I underestimated how scared her followers were. She knew how to ratchet their anxiety up and up, until I might as well have been another monster. Already a few of them were walking towards me.

They came to a sudden stop at my fingertips.

“Don’t move!” I ordered them. “I’ll leave, but don’t follow. I’ll go and end this game. So stay here, scared and subordinate.”

“You’re bluffing!” Elena accused me again. “He’s dangerous, but he’s just a kid.”

“He’s not!” Ola warned the group. “I saw it. He can create fire from thin air.” The group’s enforcers took a careful step back. “We earned powers from fighting the monsters. I don’t really understand it, but they’re real.”

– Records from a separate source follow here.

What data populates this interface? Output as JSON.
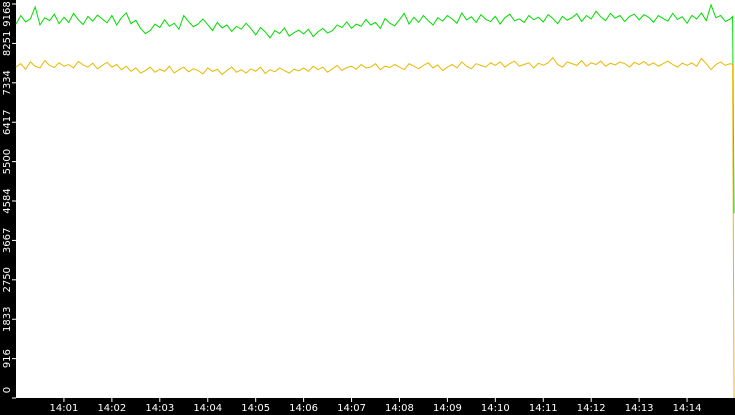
{
  "chart_data": {
    "type": "line",
    "x": [
      0,
      0.1,
      0.2,
      0.3,
      0.4,
      0.5,
      0.6,
      0.7,
      0.8,
      0.9,
      1,
      1.1,
      1.2,
      1.3,
      1.4,
      1.5,
      1.6,
      1.7,
      1.8,
      1.9,
      2,
      2.1,
      2.2,
      2.3,
      2.4,
      2.5,
      2.6,
      2.7,
      2.8,
      2.9,
      3,
      3.1,
      3.2,
      3.3,
      3.4,
      3.5,
      3.6,
      3.7,
      3.8,
      3.9,
      4,
      4.1,
      4.2,
      4.3,
      4.4,
      4.5,
      4.6,
      4.7,
      4.8,
      4.9,
      5,
      5.1,
      5.2,
      5.3,
      5.4,
      5.5,
      5.6,
      5.7,
      5.8,
      5.9,
      6,
      6.1,
      6.2,
      6.3,
      6.4,
      6.5,
      6.6,
      6.7,
      6.8,
      6.9,
      7,
      7.1,
      7.2,
      7.3,
      7.4,
      7.5,
      7.6,
      7.7,
      7.8,
      7.9,
      8,
      8.1,
      8.2,
      8.3,
      8.4,
      8.5,
      8.6,
      8.7,
      8.8,
      8.9,
      9,
      9.1,
      9.2,
      9.3,
      9.4,
      9.5,
      9.6,
      9.7,
      9.8,
      9.9,
      10,
      10.1,
      10.2,
      10.3,
      10.4,
      10.5,
      10.6,
      10.7,
      10.8,
      10.9,
      11,
      11.1,
      11.2,
      11.3,
      11.4,
      11.5,
      11.6,
      11.7,
      11.8,
      11.9,
      12,
      12.1,
      12.2,
      12.3,
      12.4,
      12.5,
      12.6,
      12.7,
      12.8,
      12.9,
      13,
      13.1,
      13.2,
      13.3,
      13.4,
      13.5,
      13.6,
      13.7,
      13.8,
      13.9,
      14,
      14.1,
      14.2,
      14.3,
      14.4,
      14.5,
      14.6,
      14.7,
      14.8,
      14.9,
      14.95,
      14.98
    ],
    "series": [
      {
        "color": "#00dd00",
        "values": [
          8700,
          8900,
          8750,
          8820,
          9100,
          8680,
          8850,
          8780,
          8930,
          8710,
          8860,
          8740,
          8950,
          8800,
          8690,
          8880,
          8770,
          8910,
          8820,
          8730,
          8900,
          8680,
          8850,
          8960,
          8710,
          8790,
          8600,
          8480,
          8550,
          8700,
          8620,
          8800,
          8650,
          8720,
          8580,
          8900,
          8760,
          8640,
          8700,
          8820,
          8690,
          8550,
          8740,
          8610,
          8680,
          8530,
          8650,
          8580,
          8720,
          8600,
          8450,
          8620,
          8520,
          8380,
          8550,
          8480,
          8610,
          8420,
          8500,
          8560,
          8470,
          8580,
          8410,
          8520,
          8600,
          8490,
          8550,
          8680,
          8620,
          8750,
          8600,
          8700,
          8650,
          8810,
          8680,
          8740,
          8600,
          8830,
          8720,
          8660,
          8800,
          8950,
          8700,
          8860,
          8740,
          8900,
          8780,
          8680,
          8850,
          8770,
          8900,
          8820,
          8720,
          8960,
          8800,
          8870,
          8740,
          8920,
          8810,
          8760,
          8880,
          8700,
          8850,
          8930,
          8780,
          8820,
          8740,
          8900,
          8800,
          8860,
          8750,
          8920,
          8830,
          8710,
          8880,
          8790,
          8850,
          8940,
          8760,
          8900,
          8820,
          9000,
          8870,
          8780,
          8950,
          8840,
          8900,
          8760,
          8880,
          8930,
          8800,
          8920,
          8860,
          8740,
          8900,
          8830,
          8770,
          8950,
          8810,
          8870,
          8720,
          8900,
          8820,
          8960,
          8780,
          9150,
          8850,
          8900,
          8760,
          8820,
          8880,
          4300
        ]
      },
      {
        "color": "#e8b800",
        "values": [
          7700,
          7780,
          7650,
          7820,
          7720,
          7680,
          7850,
          7740,
          7690,
          7800,
          7720,
          7760,
          7680,
          7830,
          7750,
          7700,
          7790,
          7660,
          7740,
          7810,
          7700,
          7760,
          7640,
          7720,
          7600,
          7680,
          7560,
          7620,
          7700,
          7580,
          7650,
          7600,
          7720,
          7560,
          7640,
          7700,
          7590,
          7660,
          7620,
          7540,
          7680,
          7600,
          7650,
          7530,
          7620,
          7700,
          7580,
          7640,
          7560,
          7660,
          7600,
          7700,
          7550,
          7640,
          7590,
          7680,
          7620,
          7560,
          7650,
          7610,
          7680,
          7600,
          7720,
          7640,
          7700,
          7580,
          7660,
          7740,
          7620,
          7690,
          7720,
          7650,
          7760,
          7680,
          7700,
          7780,
          7640,
          7720,
          7690,
          7760,
          7700,
          7640,
          7780,
          7720,
          7660,
          7740,
          7800,
          7680,
          7750,
          7620,
          7700,
          7760,
          7680,
          7820,
          7720,
          7660,
          7780,
          7740,
          7700,
          7800,
          7740,
          7820,
          7700,
          7780,
          7840,
          7720,
          7760,
          7800,
          7680,
          7790,
          7740,
          7800,
          7920,
          7760,
          7700,
          7820,
          7780,
          7740,
          7850,
          7720,
          7800,
          7760,
          7840,
          7720,
          7790,
          7750,
          7820,
          7780,
          7700,
          7810,
          7760,
          7830,
          7740,
          7800,
          7720,
          7780,
          7840,
          7760,
          7700,
          7790,
          7740,
          7800,
          7720,
          7900,
          7780,
          7640,
          7760,
          7820,
          7740,
          7780,
          7760,
          0
        ]
      }
    ],
    "xlim": [
      0,
      15
    ],
    "xticks": [
      {
        "value": 1,
        "label": "14:01"
      },
      {
        "value": 2,
        "label": "14:02"
      },
      {
        "value": 3,
        "label": "14:03"
      },
      {
        "value": 4,
        "label": "14:04"
      },
      {
        "value": 5,
        "label": "14:05"
      },
      {
        "value": 6,
        "label": "14:06"
      },
      {
        "value": 7,
        "label": "14:07"
      },
      {
        "value": 8,
        "label": "14:08"
      },
      {
        "value": 9,
        "label": "14:09"
      },
      {
        "value": 10,
        "label": "14:10"
      },
      {
        "value": 11,
        "label": "14:11"
      },
      {
        "value": 12,
        "label": "14:12"
      },
      {
        "value": 13,
        "label": "14:13"
      },
      {
        "value": 14,
        "label": "14:14"
      }
    ],
    "ylim": [
      0,
      9168
    ],
    "yticks": [
      0,
      916,
      1833,
      2750,
      3667,
      4584,
      5500,
      6417,
      7334,
      8251,
      9168
    ]
  }
}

She looked pleadingly at me. But, I understood. This was her way of helping us both, even if it would permanently ostracize me from the people of this town. She wouldn’t be suspected of being a traitor if she revealed information about my abilities, and I would be let go if I seemed too dangerous to control. It didn’t matter if what she said was true, just that it fed perfectly into Elena’s narrative.

“Then, I’m not surprised you’d turn them against other people!” The cop announced. “Anyone here would share that power with everyone else. We wouldn’t use it to bully our way through life. Just go!”

I scrambled for an argument. I’d hoped to explore the stone towers and exhaust the village of any clues and treasures. Doing that while looking over my shoulder just wasn’t possible. No game only had a small village. I tried to make peace with the fact that I’d find something else, but it was harder than I’d imagined. Not even half a day had passed, and I’d already found a place that rejected me.